Willow just gave him a one-fingered salute in answer. Detective Warren Meers was the cop the whole Vice squad loved to hate. It was widely agreed upon that he had only gotten this far in the Department because his father had once been the chief. Otherwise, the sniveling little twerp never would have made it past being a beat cop. Willow found him especially distasteful.
She was one of only six women on the Vice squad and Meers loved to harass all of them, but because of her by-the-book attitude and her exemplary arrest record, he loved to bug Willow most of all. She was generally able to avoid him and regularly embarrassed him with his own incompetence when she couldn't get away from him. So he got back at her by being petty. He knew she hated that nickname.
"What?

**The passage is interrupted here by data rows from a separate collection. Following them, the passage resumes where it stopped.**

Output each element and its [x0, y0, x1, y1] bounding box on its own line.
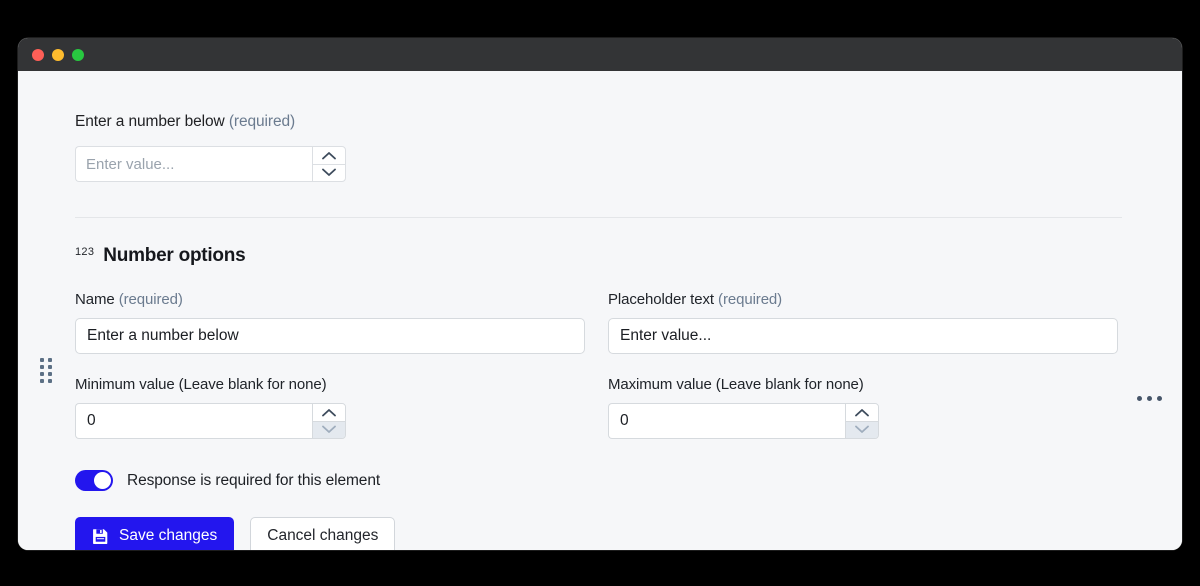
- options-grid-row-1: Name (required) Enter a number below Pla…: [75, 291, 1122, 354]
- window-titlebar: [18, 38, 1182, 71]
- placeholder-input[interactable]: Enter value...: [608, 318, 1118, 354]
- action-buttons: Save changes Cancel changes: [75, 517, 1122, 550]
- app-window: Enter a number below (required) Enter va…: [18, 38, 1182, 550]
- required-toggle-row: Response is required for this element: [75, 470, 1122, 491]
- traffic-lights: [32, 48, 84, 61]
- toggle-knob: [94, 472, 111, 489]
- save-button-label: Save changes: [119, 527, 218, 544]
- form-editor: Enter a number below (required) Enter va…: [75, 71, 1122, 550]
- required-toggle[interactable]: [75, 470, 113, 491]
- preview-stepper: [312, 146, 346, 182]
- minimum-stepper: [312, 403, 346, 439]
- preview-stepper-decrement[interactable]: [313, 165, 345, 182]
- preview-number-input[interactable]: Enter value...: [75, 146, 312, 182]
- cancel-button[interactable]: Cancel changes: [250, 517, 396, 550]
- preview-stepper-increment[interactable]: [313, 147, 345, 165]
- maximum-stepper-decrement[interactable]: [846, 421, 878, 438]
- cancel-button-label: Cancel changes: [267, 527, 379, 544]
- name-field-label: Name (required): [75, 291, 608, 308]
- drag-dot: [40, 379, 44, 383]
- maximum-stepper: [845, 403, 879, 439]
- section-divider: [75, 217, 1122, 218]
- placeholder-required-tag: (required): [718, 291, 783, 308]
- name-field-group: Name (required) Enter a number below: [75, 291, 608, 354]
- chevron-up-icon: [855, 408, 869, 417]
- section-title: Number options: [103, 245, 246, 266]
- zoom-window-icon[interactable]: [72, 48, 84, 61]
- section-header: 123 Number options: [75, 245, 1122, 267]
- required-toggle-label: Response is required for this element: [127, 471, 381, 489]
- drag-dot: [40, 372, 44, 376]
- chevron-down-icon: [855, 425, 869, 434]
- preview-required-tag: (required): [228, 113, 296, 130]
- drag-dot: [48, 365, 52, 369]
- maximum-input-group: 0: [608, 403, 879, 439]
- minimum-stepper-decrement[interactable]: [313, 421, 345, 438]
- minimum-input-group: 0: [75, 403, 346, 439]
- placeholder-field-label-text: Placeholder text: [608, 291, 714, 308]
- name-input[interactable]: Enter a number below: [75, 318, 585, 354]
- maximum-field-group: Maximum value (Leave blank for none) 0: [608, 376, 1141, 439]
- preview-question-text: Enter a number below: [75, 113, 225, 130]
- chevron-up-icon: [322, 408, 336, 417]
- drag-dot: [48, 358, 52, 362]
- floppy-disk-icon: [93, 528, 108, 544]
- name-required-tag: (required): [118, 291, 183, 308]
- preview-number-input-group: Enter value...: [75, 146, 346, 182]
- more-dot: [1147, 396, 1152, 401]
- maximum-input[interactable]: 0: [608, 403, 845, 439]
- chevron-down-icon: [322, 425, 336, 434]
- maximum-stepper-increment[interactable]: [846, 404, 878, 422]
- options-grid-row-2: Minimum value (Leave blank for none) 0 M…: [75, 376, 1122, 439]
- minimize-window-icon[interactable]: [52, 48, 64, 61]
- placeholder-field-group: Placeholder text (required) Enter value.…: [608, 291, 1141, 354]
- drag-dot: [48, 372, 52, 376]
- chevron-up-icon: [322, 151, 336, 160]
- chevron-down-icon: [322, 168, 336, 177]
- number-type-icon: 123: [75, 246, 95, 258]
- save-button[interactable]: Save changes: [75, 517, 235, 550]
- more-dot: [1157, 396, 1162, 401]
- drag-dot: [48, 379, 52, 383]
- minimum-field-label: Minimum value (Leave blank for none): [75, 376, 327, 393]
- placeholder-field-label: Placeholder text (required): [608, 291, 1141, 308]
- maximum-field-label: Maximum value (Leave blank for none): [608, 376, 864, 393]
- drag-dot: [40, 358, 44, 362]
- name-field-label-text: Name: [75, 291, 115, 308]
- minimum-input[interactable]: 0: [75, 403, 312, 439]
- minimum-stepper-increment[interactable]: [313, 404, 345, 422]
- preview-question-label: Enter a number below (required): [75, 71, 1122, 131]
- minimum-field-group: Minimum value (Leave blank for none) 0: [75, 376, 608, 439]
- drag-dot: [40, 365, 44, 369]
- page-content: Enter a number below (required) Enter va…: [18, 71, 1182, 550]
- close-window-icon[interactable]: [32, 48, 44, 61]
- drag-handle-icon[interactable]: [40, 358, 52, 383]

No special assignment from one of Daddy's cronies for you this week?" she asked without raising her head.
The squad room collectively Oooooh'd and cackled over her low blow. They all liked Willow. She was tough, hard working, smart and caring. All the officers that knew her felt better if they knew she was the one cop covering their back. Vice squad also loved to watch her belittle Meers, especially if she used vocabulary he had to later look up.

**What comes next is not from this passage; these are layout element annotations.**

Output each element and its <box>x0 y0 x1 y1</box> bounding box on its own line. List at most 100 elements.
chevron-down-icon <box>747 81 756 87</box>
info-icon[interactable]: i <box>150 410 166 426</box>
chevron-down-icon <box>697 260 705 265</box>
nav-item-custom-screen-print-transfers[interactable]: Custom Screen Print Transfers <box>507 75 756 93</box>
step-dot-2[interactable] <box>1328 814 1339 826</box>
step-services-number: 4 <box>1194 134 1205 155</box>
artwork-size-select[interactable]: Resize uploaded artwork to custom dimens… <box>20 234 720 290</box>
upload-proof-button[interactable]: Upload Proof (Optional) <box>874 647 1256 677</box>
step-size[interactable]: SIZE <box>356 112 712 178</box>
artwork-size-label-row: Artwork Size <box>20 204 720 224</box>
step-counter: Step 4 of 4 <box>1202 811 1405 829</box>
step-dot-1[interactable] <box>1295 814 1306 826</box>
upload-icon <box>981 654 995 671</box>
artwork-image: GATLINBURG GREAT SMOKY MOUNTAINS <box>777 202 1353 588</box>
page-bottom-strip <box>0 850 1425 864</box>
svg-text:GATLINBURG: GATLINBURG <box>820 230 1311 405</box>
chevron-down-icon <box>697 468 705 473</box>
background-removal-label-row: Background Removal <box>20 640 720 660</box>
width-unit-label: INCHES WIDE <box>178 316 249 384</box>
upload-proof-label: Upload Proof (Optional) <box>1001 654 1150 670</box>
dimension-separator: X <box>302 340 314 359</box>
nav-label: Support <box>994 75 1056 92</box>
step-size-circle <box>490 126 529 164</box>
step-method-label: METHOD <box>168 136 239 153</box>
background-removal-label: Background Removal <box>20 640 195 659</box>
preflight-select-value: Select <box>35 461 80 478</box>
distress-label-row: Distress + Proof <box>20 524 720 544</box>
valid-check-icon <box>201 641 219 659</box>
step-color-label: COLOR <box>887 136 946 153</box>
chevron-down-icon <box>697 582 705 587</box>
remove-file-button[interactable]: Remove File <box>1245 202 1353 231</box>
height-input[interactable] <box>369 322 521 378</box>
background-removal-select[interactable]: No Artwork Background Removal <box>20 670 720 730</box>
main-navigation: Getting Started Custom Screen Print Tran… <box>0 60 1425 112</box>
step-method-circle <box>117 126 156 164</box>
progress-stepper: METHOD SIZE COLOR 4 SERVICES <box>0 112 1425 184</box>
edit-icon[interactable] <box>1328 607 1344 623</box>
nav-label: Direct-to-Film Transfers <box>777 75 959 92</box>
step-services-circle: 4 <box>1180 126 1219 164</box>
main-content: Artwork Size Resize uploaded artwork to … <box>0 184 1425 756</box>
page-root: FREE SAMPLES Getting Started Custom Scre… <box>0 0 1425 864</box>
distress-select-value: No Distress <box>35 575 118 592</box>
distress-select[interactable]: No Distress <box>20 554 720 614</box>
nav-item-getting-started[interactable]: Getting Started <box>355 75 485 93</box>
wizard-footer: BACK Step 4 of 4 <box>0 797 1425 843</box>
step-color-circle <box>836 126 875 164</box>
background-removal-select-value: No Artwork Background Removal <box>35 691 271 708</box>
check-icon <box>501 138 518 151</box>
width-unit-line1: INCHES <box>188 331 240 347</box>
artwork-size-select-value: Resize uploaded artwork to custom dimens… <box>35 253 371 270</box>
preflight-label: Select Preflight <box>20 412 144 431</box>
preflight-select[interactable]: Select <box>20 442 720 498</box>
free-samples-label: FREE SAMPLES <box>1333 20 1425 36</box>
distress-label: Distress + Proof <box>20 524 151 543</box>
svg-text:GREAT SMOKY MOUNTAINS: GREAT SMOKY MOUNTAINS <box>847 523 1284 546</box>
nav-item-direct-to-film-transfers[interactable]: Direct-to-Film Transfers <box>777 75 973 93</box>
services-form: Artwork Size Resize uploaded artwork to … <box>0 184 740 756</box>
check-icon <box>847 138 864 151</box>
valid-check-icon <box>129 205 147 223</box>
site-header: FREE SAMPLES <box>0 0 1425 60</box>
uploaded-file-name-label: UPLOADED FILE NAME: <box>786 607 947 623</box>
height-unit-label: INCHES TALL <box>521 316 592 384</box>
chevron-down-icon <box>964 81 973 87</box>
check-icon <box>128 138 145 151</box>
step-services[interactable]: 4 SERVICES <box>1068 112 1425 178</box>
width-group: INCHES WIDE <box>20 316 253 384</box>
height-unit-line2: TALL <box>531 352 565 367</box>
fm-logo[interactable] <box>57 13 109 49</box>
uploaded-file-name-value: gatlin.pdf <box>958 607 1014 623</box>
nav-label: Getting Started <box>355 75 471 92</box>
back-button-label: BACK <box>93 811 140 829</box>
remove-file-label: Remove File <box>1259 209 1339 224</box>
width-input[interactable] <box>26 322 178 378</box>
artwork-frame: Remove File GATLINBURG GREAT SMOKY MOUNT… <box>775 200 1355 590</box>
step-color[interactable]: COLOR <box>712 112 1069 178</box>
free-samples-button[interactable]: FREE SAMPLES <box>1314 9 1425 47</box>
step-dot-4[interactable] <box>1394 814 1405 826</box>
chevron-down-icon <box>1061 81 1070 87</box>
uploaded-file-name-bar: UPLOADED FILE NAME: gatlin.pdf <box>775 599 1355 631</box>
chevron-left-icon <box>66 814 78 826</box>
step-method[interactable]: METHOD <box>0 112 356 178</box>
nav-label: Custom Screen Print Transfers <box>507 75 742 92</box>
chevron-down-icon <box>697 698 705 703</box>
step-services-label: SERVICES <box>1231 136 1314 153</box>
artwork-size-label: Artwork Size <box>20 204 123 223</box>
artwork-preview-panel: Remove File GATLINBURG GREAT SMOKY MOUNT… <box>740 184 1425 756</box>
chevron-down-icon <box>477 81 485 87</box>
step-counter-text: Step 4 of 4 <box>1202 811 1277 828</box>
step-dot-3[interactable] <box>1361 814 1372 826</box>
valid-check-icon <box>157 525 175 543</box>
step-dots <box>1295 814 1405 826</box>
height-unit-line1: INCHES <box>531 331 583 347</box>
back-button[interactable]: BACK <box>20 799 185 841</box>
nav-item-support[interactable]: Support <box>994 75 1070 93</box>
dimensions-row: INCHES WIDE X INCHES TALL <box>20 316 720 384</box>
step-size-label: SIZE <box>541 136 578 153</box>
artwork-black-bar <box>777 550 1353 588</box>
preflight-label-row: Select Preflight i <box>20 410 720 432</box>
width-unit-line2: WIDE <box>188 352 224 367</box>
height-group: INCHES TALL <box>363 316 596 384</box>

He glowered at the rest of the squad room before planting his bony butt on the corner of Willow's desk. "If you're having such a hard time with that case, why don't you let one of us boys handle it?" he said in a saccharine tone that made the bile rise in Willow's throat.
She closed the file and stood up. Tucking a lock of her shoulder length red hair behind her ear, Willow looked him square in the eye. "Because I'd like for it to get solved. And if I really need help, I'll go ask one of the men, thanks."

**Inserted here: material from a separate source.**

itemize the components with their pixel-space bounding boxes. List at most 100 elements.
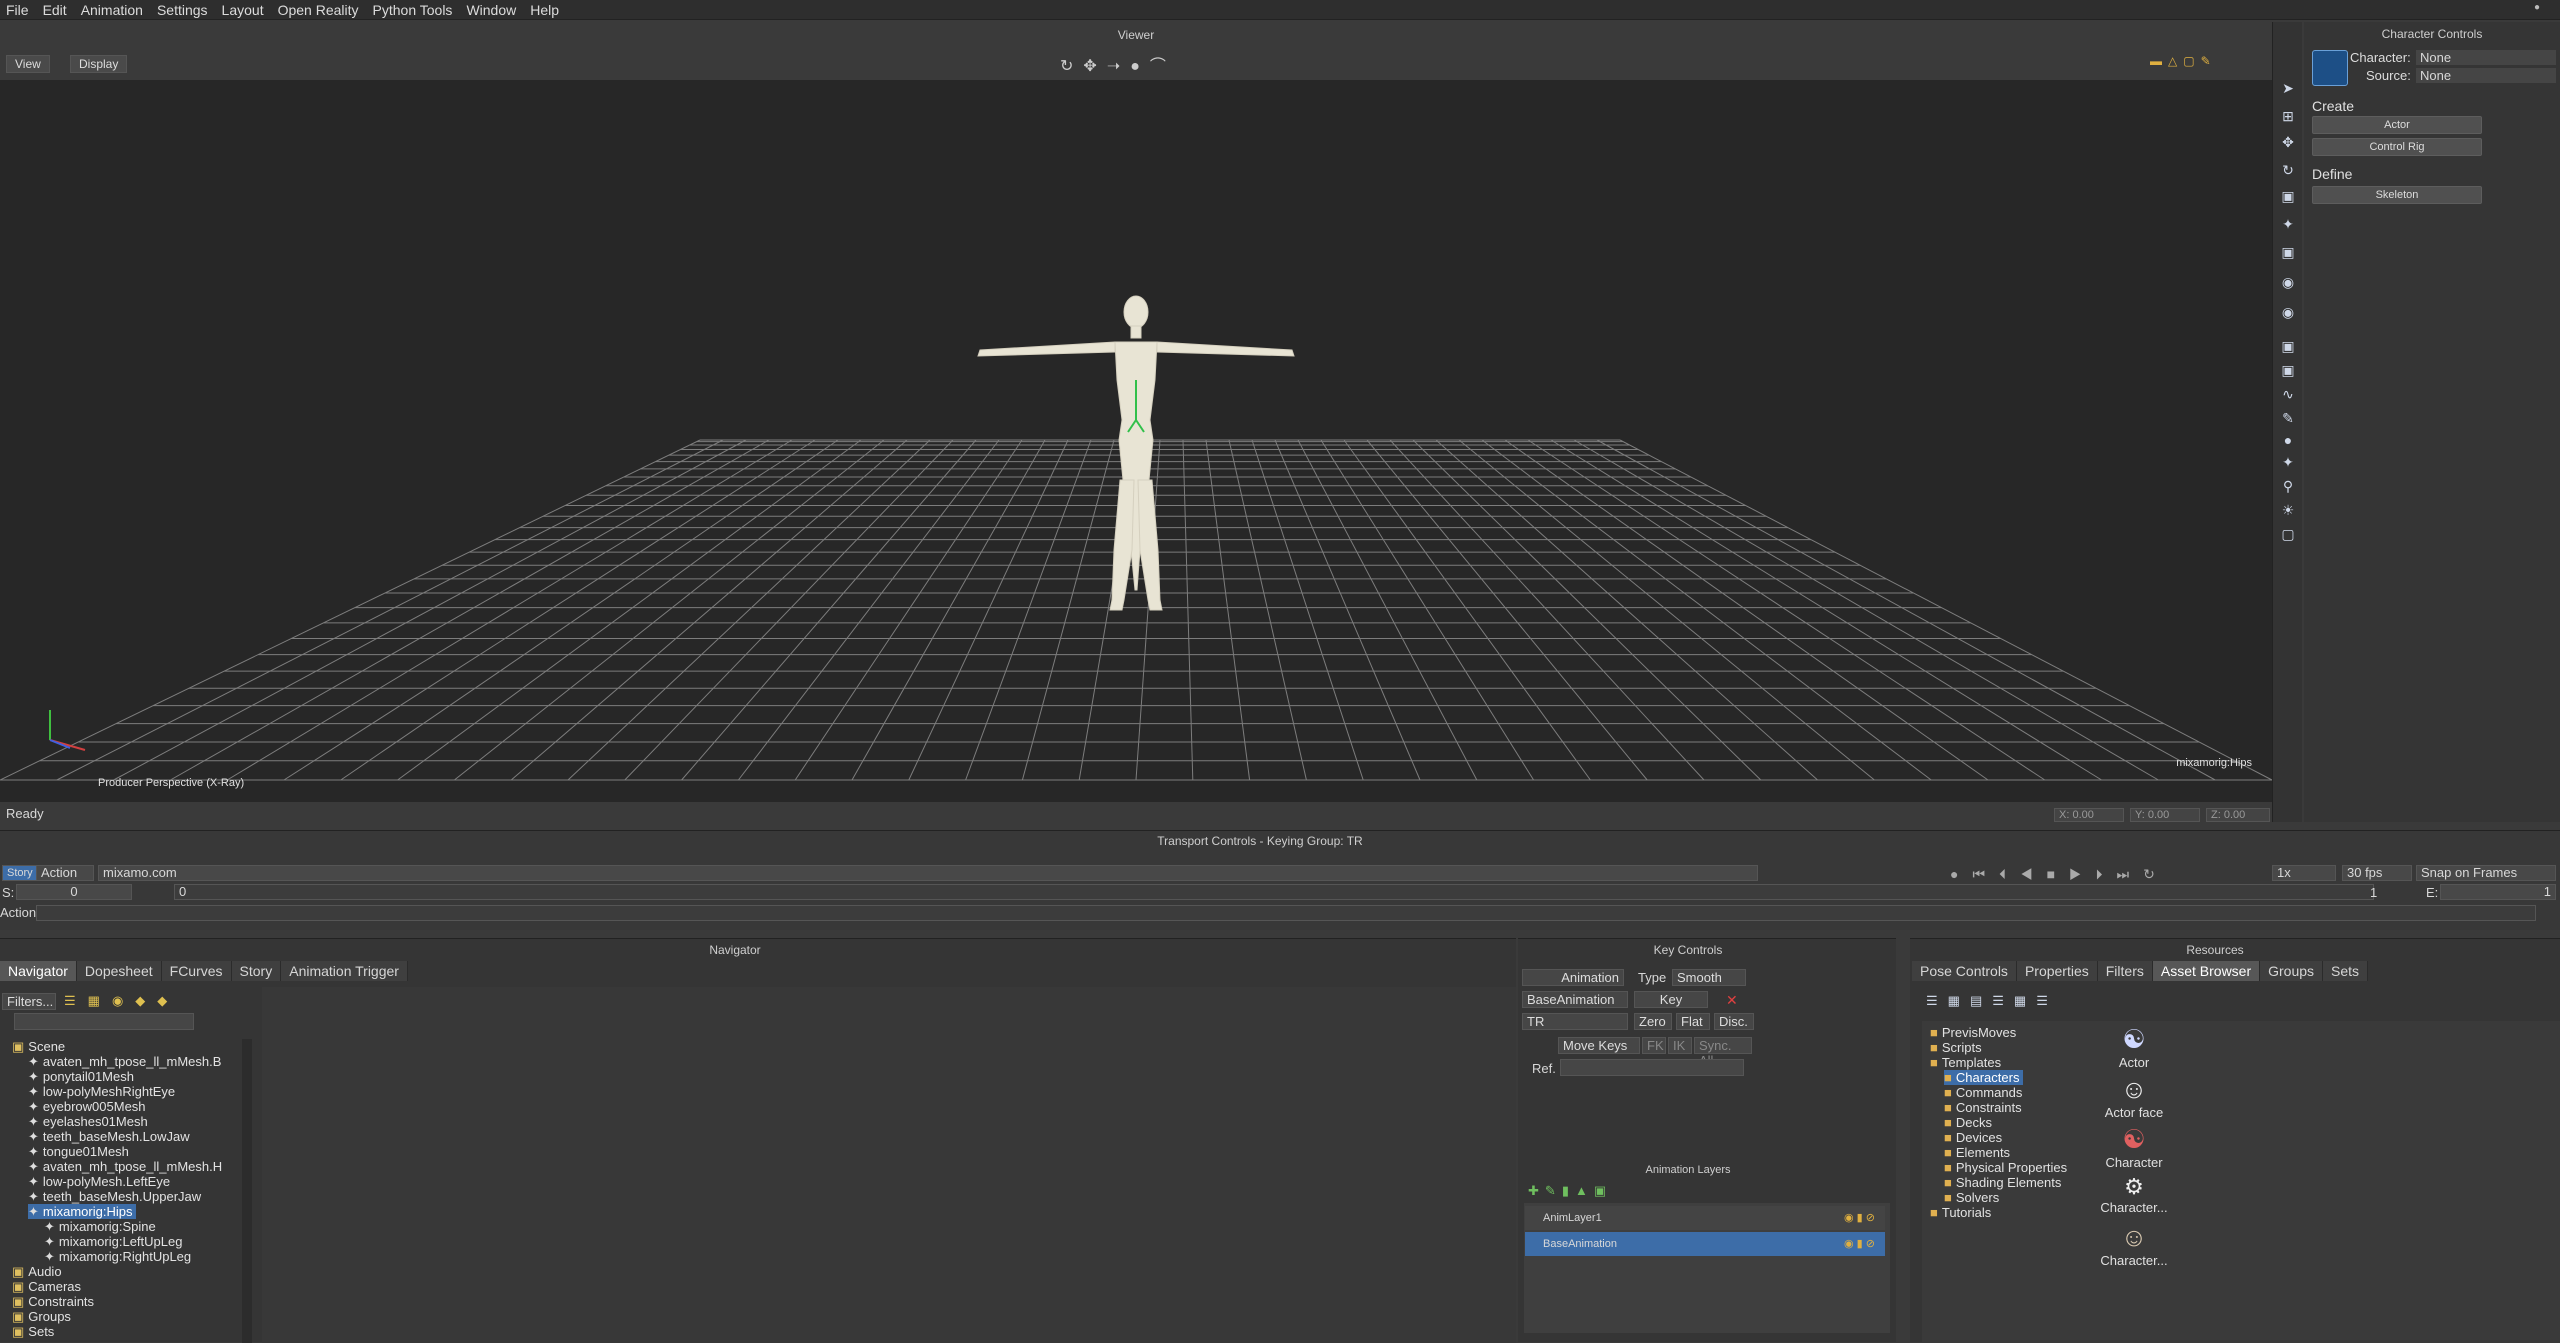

The room erupted again in hoots and catcalls as Willow unlocked her desk drawer, pulled and holstered her weapon, pulled on her suit jacket and grabbed the file. She blew Meers a kiss as she made her way out of the squad room, the laughter following her out.
She had a street source that she hadn't talked to yet, so she decided to go home and change out of her black pants suit and then hunt up Snyder. Her thick heels snapped smartly on the pavement as she walked up to her car in the parking lot. She deactivated the alarm on her British Racing Green Jaguar XKR convertible and slid in behind the wheel. She took a deep breath and smiled serenely. "God, I love this car," she sighed.